Lattice contraction and the enhancement of energy levels were reported by Reddy et al. [47] in ZnS with increase of Cr concentrations. Yang et al. [48] noticed the strong higher wavelength emissions within 515–560 nm in Co2+, Cu2+ dual doped ZnS nanostructure. The PL intensity of dual doped material is considerably superior than ZnS. Liu et al. [49] reported the red radiation emission in Mn-Cd dual doped ZnS nanostructures.
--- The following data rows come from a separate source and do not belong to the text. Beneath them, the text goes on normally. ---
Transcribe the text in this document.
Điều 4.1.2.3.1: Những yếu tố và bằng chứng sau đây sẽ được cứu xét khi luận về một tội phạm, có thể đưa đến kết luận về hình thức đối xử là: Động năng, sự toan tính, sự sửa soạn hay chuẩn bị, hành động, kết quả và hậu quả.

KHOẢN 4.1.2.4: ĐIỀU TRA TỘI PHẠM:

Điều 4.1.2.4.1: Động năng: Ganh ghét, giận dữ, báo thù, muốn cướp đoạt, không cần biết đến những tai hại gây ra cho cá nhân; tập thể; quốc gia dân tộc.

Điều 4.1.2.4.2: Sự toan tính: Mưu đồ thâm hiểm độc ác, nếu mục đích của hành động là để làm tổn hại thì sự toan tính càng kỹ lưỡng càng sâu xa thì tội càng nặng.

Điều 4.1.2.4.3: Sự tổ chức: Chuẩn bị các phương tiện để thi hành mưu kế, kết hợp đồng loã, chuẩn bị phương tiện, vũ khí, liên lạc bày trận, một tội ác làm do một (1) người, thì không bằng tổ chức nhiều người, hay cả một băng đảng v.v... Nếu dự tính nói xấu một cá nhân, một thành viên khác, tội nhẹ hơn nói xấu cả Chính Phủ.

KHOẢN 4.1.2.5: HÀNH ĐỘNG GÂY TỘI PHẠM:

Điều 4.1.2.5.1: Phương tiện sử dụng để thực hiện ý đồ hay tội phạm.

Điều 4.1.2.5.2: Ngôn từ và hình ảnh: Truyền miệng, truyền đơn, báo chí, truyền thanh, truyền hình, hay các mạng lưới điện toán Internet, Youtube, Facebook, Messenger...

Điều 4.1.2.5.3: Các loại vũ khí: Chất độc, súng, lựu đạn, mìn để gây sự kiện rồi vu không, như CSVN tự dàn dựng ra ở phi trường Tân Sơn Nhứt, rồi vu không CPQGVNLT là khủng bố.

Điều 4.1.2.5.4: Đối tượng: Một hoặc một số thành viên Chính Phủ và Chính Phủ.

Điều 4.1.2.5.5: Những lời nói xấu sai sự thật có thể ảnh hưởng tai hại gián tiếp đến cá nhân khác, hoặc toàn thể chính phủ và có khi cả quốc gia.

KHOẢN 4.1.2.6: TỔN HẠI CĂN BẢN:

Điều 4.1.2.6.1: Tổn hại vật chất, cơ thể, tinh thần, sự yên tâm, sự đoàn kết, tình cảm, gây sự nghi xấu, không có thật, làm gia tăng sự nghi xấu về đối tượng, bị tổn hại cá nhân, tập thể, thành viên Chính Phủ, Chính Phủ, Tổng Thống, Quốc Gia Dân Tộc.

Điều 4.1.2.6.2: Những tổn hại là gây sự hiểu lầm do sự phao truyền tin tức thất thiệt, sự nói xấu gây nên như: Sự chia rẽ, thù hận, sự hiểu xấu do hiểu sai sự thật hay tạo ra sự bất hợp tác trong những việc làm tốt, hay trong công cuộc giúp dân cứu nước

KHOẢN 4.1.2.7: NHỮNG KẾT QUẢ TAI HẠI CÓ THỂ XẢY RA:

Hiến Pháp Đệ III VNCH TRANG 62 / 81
Yang et al. [50] described the PL characteristics of Ni2+ / Mn2+ doped ZnS. The similar PL studies were made on Mn, Pr co-doped ZnS [51], Co-Cu doped ZnS [52], Cu-Mn doped ZnS nanostructures [53].
The optical, structural, PL and magnetic studies on Mn single doped ZnS [31–41], Cr single added ZnS [43–47] and some other TM dual doped ZnS [48–53] were reported in the literature. But, the comprehensive investigation of optical, morphological and emission characters on Cr, Mn dual doped ZnS is almost scanty. In this work, Zn0.97Mn0.03S and Zn0.95Mn0.03Cr0.02S quantum dots (QDs) were synthesized by co-precipitation route. The structural, spectral, morphological and PL properties of the Mn2+/Cr3+ doped ZnS QDs are characterized systematically to achieve the better insight about the crystal nature, morphology, bonding nature, energy gap and emission properties.